Motorcycles at war...
ONE hundred years ago four men watched as their dream, the Harley-Davidson motorcycle, rolled out of a little wooden shack in Milwaukee, Wis. Thanks to good timing and the lugged capability of such two-wheeled machines, Harley --along with motorcycles from such other companies as Indian in America, BMW in Germany and Triumph in Great Britain--have played an enduring role in military transportation.
The Army began using motorcycles as early as 1913, and in 1916 the Harley-Davidson Motor-cycle Company's product became the vehicle of choice for GEN John J. Pershing's pursuit of Pancho Villa, By 1917 roughly one-third of all Harley-Davidson motorcycles produced were sold to the U.S. military.
Meanwhile, European armies had begun using fast and agile motorcycles as reconnaissance and messenger vehicles, and even as ambulances, Many motorcycles used during World War I were equipped with special sidecars mounting machine guns. By the time America entered the war, the motorcycle was widely used in combat, communications and transportation.

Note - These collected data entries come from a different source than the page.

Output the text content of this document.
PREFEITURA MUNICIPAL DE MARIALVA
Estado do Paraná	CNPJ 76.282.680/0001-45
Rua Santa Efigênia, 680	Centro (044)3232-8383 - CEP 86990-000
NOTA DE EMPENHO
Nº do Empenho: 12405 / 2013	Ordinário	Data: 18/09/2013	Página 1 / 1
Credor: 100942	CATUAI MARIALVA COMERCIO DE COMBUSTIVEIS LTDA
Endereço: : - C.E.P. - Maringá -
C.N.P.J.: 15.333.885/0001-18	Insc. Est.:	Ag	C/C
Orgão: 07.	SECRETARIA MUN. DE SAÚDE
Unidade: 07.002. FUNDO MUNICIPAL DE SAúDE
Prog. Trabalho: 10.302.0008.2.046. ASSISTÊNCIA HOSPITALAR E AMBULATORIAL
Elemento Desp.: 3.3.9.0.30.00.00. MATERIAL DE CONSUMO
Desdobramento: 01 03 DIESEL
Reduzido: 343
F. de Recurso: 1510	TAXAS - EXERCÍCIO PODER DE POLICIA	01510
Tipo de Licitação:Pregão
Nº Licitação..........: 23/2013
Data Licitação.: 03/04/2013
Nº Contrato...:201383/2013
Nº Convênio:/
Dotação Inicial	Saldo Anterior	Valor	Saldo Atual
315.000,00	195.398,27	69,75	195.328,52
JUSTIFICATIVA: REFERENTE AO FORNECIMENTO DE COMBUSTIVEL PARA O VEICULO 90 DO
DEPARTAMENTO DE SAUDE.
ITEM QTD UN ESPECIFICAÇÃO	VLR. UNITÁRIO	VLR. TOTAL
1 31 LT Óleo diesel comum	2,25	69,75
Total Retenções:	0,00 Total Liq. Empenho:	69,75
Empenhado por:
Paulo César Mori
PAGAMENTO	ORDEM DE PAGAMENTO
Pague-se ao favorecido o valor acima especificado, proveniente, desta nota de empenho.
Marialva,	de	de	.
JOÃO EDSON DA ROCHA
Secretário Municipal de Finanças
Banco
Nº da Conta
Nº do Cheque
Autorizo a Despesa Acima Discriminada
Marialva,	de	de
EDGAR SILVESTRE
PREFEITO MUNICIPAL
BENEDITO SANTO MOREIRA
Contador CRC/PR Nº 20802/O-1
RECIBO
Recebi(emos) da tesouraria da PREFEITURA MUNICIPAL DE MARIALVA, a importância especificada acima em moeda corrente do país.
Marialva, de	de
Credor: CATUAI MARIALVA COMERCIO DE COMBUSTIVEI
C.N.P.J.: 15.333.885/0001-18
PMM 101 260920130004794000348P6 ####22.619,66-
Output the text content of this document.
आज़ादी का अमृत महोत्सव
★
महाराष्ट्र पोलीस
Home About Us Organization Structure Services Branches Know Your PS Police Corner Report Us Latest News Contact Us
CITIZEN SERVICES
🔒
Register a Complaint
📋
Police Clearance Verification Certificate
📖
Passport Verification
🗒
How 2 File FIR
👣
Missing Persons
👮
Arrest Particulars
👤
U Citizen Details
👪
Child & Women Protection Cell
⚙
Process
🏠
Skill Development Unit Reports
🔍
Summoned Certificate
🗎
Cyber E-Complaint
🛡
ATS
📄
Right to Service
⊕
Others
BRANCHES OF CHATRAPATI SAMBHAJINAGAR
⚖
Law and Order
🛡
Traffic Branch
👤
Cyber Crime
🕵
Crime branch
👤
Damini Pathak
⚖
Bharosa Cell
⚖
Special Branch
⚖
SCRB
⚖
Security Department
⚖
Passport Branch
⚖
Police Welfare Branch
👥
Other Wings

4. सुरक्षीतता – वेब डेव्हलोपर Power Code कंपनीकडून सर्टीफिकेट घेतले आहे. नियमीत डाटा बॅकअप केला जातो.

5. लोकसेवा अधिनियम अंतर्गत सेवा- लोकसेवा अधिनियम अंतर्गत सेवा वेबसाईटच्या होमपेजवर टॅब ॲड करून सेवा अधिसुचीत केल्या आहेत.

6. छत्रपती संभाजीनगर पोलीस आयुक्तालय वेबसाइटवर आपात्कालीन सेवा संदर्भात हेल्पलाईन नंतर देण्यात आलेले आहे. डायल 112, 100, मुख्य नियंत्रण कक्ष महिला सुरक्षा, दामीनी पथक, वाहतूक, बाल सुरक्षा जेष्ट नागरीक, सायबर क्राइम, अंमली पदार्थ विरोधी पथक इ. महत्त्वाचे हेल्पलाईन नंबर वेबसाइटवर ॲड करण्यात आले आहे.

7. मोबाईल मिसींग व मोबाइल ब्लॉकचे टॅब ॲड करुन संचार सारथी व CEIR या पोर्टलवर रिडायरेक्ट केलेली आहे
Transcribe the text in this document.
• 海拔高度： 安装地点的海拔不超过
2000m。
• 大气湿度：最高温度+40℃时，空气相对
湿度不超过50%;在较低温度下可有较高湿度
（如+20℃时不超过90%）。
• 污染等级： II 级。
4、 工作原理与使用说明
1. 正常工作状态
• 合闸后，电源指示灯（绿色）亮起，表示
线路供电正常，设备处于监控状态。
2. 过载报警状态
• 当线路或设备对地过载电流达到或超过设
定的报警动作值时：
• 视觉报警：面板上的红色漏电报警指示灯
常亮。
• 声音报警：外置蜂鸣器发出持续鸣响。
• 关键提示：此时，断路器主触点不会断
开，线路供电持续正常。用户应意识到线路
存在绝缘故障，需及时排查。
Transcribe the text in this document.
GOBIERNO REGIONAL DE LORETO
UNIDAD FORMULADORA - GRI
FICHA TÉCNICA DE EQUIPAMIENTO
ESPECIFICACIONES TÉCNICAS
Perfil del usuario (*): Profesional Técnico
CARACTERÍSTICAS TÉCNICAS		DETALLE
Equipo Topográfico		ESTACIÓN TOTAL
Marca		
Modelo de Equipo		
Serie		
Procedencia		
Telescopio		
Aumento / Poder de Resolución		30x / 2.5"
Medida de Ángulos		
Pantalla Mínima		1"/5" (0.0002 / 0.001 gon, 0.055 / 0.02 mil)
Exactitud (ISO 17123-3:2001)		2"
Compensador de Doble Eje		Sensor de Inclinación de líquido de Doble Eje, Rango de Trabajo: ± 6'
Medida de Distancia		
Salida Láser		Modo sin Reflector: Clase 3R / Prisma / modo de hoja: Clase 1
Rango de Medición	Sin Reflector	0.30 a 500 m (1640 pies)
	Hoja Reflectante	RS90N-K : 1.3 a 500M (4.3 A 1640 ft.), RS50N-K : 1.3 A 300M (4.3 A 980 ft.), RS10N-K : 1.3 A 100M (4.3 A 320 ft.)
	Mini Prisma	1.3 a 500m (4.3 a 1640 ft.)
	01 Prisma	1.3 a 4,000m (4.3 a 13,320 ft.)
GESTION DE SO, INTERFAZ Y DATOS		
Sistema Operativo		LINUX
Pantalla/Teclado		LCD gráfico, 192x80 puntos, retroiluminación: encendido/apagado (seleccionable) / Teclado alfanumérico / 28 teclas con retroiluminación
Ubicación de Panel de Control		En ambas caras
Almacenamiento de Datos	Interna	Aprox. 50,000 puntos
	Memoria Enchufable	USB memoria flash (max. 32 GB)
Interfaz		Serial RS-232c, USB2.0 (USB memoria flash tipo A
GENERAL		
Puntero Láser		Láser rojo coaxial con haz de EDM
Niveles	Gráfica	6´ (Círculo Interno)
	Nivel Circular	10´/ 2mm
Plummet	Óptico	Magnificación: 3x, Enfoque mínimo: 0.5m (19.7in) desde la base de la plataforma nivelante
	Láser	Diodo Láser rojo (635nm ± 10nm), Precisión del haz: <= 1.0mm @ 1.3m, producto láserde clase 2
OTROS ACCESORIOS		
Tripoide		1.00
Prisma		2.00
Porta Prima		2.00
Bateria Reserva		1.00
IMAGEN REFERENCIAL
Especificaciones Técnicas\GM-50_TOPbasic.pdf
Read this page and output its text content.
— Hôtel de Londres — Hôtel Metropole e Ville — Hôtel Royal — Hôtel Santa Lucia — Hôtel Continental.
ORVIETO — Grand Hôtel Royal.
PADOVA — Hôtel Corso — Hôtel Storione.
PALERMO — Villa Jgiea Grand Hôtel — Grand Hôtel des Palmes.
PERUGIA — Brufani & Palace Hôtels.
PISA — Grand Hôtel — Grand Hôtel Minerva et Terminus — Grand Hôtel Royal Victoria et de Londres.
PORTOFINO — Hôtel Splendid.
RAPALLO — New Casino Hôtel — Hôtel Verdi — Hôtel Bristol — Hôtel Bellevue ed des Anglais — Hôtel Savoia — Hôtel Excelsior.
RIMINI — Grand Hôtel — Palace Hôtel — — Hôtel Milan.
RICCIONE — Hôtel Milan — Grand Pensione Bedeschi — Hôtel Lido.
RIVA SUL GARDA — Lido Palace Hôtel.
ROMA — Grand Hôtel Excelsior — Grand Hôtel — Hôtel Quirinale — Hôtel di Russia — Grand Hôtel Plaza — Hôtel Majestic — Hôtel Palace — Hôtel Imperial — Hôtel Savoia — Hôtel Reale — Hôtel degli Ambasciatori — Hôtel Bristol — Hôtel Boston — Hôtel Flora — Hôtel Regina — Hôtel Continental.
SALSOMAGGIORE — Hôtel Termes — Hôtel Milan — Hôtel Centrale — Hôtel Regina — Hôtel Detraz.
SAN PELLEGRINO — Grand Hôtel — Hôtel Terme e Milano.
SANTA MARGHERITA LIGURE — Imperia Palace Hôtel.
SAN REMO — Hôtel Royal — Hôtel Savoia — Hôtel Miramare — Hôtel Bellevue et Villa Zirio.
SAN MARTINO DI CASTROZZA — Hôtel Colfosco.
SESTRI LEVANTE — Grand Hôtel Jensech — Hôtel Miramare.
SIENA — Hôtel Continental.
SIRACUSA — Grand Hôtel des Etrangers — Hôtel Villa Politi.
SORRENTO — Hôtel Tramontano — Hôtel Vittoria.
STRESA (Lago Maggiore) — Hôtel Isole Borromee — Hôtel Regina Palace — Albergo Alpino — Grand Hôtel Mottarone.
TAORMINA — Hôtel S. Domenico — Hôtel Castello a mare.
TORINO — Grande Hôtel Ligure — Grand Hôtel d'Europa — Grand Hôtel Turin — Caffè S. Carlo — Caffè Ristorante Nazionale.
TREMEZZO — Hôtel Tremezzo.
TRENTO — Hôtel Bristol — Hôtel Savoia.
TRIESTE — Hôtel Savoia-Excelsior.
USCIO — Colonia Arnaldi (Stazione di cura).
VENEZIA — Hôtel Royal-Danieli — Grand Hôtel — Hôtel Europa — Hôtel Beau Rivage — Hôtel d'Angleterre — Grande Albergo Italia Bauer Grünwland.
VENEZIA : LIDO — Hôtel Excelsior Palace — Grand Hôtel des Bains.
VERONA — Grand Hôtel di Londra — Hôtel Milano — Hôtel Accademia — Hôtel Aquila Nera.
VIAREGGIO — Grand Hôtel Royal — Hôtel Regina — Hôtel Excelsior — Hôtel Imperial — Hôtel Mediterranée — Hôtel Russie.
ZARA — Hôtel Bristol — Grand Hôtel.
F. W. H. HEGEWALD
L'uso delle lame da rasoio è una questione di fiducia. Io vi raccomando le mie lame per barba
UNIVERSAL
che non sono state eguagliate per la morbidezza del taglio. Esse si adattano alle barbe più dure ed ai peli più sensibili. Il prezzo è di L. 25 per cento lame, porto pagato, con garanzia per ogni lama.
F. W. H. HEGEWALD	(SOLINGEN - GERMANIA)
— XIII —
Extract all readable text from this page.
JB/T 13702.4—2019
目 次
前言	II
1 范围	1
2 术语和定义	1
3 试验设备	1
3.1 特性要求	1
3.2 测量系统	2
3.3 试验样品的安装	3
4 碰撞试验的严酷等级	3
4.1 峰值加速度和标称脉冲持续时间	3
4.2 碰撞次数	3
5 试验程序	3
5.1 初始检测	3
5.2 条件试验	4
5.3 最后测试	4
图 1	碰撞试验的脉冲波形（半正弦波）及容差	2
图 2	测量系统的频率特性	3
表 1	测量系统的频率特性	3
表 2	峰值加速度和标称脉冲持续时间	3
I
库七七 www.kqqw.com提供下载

The Army used an estimated 20,000 motorcycles during the war. In fact, the first American to enter Germany after the ceasefire was reported to be motorcycle dispatch rider CPL Roy Holtz.
As America prepared to enter World War II, Harley Davidson again answered the call by producing a motorcycle to withstand the harsh African deserts. But, by the time production was completed on the bike, U.S. forces had moved through Africa and the motorcycle was slowly being replaced by the jeep.
The Germans continued to benefit from the maneuverability of military motorcycles and gave them a new mission, that of tactical assault, something the United States would use again in later conflicts. In all, Harley Davidson produced some 90,000 military motorcycles during the War.
At the end of the war many veterans focused on returning to society. Many felt a need to recapture the thrill they felt during the war as members of tank units or bomber crews. One veteran, Willie Forkner, an avid motorcyclist before the war, decided to create a motorcycle club. And so began the era of the "outlaw biker."
These riders were thrill seekers and were considered to be menaces by some. A biker stereotype became the basis for biker movies, magazines and even clothing lines, which resembled military uniforms.
In the 1960s motorcycles were used by special forces troops in Vietnam. After the war America again saw returning veterans taking to the streets on their two-wheeled machines. In 1988 the veterans decided it was time to ride for a purpose. A motorcycle caravan called "Rolling Thunder" rolled into Washington, D.C., that Memorial Day weekend to bring attention to the plight of those American service members still missing from the Korean and Vietnam wars. Each year since then, hundreds of thousands of people have ridden through the nation's capital and met at the Vietnam Veterans Memorial to pay homage to those who didn't return.
Military motorcycles again appeared in a combat zone in 1991, seeing service during Operation Desert Storm. The vehicle's ability to keep going, even after the road ends, was an important factor in Afghanistan, as it is today in Iraq, where the terrain doesn't always allow access for heavier, four-wheeled vehicles.
Along with their original missions of reconnaissance and carrying dispatches to the front, the Army has used motorcycles to move small amounts of medical supplies to the front lines when heavier vehicles couldn't make it.
The compact maneuverability and speed of these two-wheeled vehicles continue to make them an important mode of military transportation, and an evolving part of military history.